Phantoms of Nabua, which will be installed at the Museum of Contemporary Canadian Art throughout the Toronto International Film Festival as part of the Future Projections program, can be viewed online, but I’d recommend seeing it projected and (hopefully) with surround sound if possible. As has become Joe’s trademark, the ten-minute film is first and foremost a sensory experience. Phantoms takes place at night in a field where a makeshift screen has been assembled, onto which is being projected flashes of lighting that erupt on impact with the ground. (According to Peranson, these are clips from Nabua, another of the shorts from Primitive.) In the foreground, a group of teenage boys, barely visible in the darkness, pass a flaming soccer ball back and forth until it ignites the screen, leaving only the projector, which continues to spray its images into the dark.
There are ways of “decoding” this film, I suppose — the soccer ball as a synecdoche for military armaments, the cinema as documentarian, the hovering florescent light as ghost (or Ghost) — but reducing Joe’s films to points on a symbolic answer key seems beside the point. Watching Phantoms and A Letter to Uncle Boonmee (playing in Wavelengths 5: Une Catastrophe), I was struck by the idea that Aptichatpong is one of the few true heirs to Tarkovsky. They share thematic obsessions, particularly the intersection of personal (autobiography) and national (History) memory, and they’re certainly two of the cinema’s great mystics. More than any of our other great filmmakers today, I see Apitchatpong consistently striving for — and realizing, with breathtaking clarity — Tarkovsky’s ideal, “the film image,” which, as opposed to the intellectually-reducible symbol, “gives the beholder a simultaneous experience of the most complex, contradictory, sometimes even mutually exclusive feelings” (Sculpting in Time, 109).

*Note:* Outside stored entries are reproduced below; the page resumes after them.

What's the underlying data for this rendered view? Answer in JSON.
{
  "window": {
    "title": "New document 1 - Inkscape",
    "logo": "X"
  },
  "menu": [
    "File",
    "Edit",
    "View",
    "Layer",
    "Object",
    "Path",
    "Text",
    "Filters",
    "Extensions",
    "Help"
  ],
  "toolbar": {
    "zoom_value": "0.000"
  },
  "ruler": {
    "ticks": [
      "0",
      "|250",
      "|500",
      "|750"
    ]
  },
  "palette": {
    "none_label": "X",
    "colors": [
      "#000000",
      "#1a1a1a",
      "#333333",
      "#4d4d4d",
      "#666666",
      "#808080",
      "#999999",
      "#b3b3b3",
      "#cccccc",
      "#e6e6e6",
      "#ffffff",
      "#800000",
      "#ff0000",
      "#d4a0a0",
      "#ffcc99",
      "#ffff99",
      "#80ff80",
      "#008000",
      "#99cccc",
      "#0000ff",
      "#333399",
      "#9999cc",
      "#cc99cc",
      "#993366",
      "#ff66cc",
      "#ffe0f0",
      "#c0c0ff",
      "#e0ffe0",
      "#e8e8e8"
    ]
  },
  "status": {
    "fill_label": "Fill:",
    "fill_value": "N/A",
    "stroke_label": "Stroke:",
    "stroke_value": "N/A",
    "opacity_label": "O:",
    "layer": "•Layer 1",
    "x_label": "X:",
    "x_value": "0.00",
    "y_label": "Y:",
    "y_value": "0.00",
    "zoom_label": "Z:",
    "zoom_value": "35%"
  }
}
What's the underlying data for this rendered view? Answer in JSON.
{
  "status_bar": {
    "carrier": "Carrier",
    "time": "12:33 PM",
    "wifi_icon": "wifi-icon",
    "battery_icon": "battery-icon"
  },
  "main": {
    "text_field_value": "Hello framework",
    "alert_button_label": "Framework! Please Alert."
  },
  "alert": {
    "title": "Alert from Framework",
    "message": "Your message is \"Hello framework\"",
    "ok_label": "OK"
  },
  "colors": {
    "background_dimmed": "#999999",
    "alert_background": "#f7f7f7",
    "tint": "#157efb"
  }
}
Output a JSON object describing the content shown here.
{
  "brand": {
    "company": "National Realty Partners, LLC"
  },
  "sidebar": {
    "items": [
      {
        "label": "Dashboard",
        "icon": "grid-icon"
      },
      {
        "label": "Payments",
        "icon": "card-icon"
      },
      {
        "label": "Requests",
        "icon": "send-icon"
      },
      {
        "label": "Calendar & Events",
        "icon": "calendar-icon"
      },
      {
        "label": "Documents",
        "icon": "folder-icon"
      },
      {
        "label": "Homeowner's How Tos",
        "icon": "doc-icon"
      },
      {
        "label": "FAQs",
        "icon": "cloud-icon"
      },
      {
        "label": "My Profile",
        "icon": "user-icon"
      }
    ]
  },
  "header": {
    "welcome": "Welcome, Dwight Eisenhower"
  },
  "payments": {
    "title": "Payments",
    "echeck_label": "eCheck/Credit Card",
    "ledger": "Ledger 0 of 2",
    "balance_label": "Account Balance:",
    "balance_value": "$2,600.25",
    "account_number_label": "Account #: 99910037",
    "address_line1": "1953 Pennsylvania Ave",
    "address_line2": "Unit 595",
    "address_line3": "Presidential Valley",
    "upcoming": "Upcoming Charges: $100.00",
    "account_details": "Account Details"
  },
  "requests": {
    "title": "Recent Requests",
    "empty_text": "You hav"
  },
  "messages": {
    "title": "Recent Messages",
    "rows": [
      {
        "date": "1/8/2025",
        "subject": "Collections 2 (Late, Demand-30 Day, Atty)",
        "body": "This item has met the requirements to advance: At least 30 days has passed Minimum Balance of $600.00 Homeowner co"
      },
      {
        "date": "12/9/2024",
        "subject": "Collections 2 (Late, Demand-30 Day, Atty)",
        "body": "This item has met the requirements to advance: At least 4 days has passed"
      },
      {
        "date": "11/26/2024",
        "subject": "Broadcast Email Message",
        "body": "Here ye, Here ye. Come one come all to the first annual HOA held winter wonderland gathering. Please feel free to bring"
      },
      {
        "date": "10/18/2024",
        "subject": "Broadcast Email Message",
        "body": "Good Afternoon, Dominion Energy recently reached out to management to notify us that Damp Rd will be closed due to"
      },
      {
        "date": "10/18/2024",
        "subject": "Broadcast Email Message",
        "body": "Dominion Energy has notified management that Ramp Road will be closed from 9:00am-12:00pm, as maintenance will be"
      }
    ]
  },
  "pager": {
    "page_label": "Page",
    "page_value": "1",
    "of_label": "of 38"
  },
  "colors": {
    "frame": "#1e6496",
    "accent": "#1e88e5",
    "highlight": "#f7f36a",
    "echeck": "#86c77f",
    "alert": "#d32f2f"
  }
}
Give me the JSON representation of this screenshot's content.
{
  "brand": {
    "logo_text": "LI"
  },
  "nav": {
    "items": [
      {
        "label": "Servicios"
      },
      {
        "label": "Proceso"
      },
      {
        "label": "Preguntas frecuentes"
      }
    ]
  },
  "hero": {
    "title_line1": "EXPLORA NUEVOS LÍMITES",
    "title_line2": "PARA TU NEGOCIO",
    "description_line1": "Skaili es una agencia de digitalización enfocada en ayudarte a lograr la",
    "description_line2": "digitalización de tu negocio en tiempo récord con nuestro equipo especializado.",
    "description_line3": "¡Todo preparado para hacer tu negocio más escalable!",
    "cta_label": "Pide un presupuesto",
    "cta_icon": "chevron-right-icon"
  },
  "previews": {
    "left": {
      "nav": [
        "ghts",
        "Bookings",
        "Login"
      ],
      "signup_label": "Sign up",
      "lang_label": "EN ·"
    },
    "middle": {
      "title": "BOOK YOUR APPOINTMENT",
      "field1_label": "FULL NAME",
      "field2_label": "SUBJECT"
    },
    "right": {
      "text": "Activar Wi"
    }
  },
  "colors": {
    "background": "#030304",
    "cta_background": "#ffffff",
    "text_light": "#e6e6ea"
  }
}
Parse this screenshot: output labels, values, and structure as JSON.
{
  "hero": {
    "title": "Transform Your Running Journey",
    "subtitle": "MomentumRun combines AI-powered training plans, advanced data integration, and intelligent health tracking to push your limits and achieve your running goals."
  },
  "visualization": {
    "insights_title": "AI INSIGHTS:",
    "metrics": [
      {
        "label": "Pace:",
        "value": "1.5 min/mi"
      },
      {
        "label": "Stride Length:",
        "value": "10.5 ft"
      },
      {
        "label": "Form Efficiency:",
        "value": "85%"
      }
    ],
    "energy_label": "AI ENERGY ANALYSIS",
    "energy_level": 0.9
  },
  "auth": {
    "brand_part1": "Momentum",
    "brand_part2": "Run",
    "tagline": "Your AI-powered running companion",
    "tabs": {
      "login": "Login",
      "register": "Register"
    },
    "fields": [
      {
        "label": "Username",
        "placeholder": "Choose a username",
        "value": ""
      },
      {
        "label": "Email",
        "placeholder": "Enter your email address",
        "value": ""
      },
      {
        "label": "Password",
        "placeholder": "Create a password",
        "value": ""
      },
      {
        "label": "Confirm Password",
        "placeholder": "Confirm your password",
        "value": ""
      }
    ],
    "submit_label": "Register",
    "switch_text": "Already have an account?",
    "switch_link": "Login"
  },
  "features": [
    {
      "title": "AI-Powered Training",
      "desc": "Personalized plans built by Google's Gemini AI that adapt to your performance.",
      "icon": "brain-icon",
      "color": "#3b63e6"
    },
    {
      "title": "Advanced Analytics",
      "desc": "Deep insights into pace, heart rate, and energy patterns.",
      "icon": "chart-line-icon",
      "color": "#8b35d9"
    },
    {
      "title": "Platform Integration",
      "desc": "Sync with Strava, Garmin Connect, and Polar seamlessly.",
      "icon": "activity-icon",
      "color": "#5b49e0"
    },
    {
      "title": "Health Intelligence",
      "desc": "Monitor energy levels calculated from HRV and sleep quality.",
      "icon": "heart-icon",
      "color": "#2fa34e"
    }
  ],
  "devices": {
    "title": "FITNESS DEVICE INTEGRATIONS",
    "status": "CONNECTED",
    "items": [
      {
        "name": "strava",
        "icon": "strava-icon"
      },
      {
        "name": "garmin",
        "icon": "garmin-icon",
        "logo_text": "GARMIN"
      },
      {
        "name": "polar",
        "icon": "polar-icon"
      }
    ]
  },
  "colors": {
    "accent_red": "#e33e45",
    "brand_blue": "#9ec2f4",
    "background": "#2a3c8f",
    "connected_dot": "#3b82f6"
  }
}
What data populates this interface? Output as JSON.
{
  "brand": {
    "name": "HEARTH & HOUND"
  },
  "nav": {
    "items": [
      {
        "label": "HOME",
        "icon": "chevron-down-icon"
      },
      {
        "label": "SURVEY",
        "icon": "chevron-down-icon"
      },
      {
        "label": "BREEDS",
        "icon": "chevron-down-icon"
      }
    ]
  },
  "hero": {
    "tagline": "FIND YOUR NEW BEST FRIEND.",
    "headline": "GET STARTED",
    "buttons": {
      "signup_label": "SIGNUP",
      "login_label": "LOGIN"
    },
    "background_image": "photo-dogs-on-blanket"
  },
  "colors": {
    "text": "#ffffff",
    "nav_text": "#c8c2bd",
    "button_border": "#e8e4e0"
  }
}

An example: Another of Apitchatpong’s short films, Mobile Men (2008), part of the Stories on Human Rights Project.
On the YouTube page a well-intentioned commenter offers a point-by-point analysis of what this film means, as if the experience of watching it, especially the last minute, could be so easily expressed in words.
A Letter to Uncle Boonmee is set at a home in the jungles of Nabua, through which Apitchatpong’s camera tracks and pans — floats, really — observing photos of lost relatives on the walls and peering through open windows. On the soundtrack, we hear first one man then another recite Joe’s desire to make a film about the reincarnated lives of Uncle Boonmee. (Later, we also hear one of the men rehearsing his lines and jokingly chastising Joe for screwing up their dialect, which recalls one of my favorite scenes in Syndromes and a Century, when we hear two actors discussing the minutes-long shot they’re currently filming.) The penultimate shot in the film is particularly Tarkovskian. The camera tracks over the home’s roofline, tilts up, looking into the tree tops, and then returns to ground level, where it sees an animal in the far distance — another of Boonmee’s ghosts and also, like Tarkovsky’s horses, a multivalent, shape-shifting image.
A Letter to Uncle Boonmee feels a bit like a sketch for a feature-length film, but, especially in juxtaposition with Phantoms of Nabua, it’s the best thing I’ve seen in 2009. I can’t wait to see the rest of Primitive.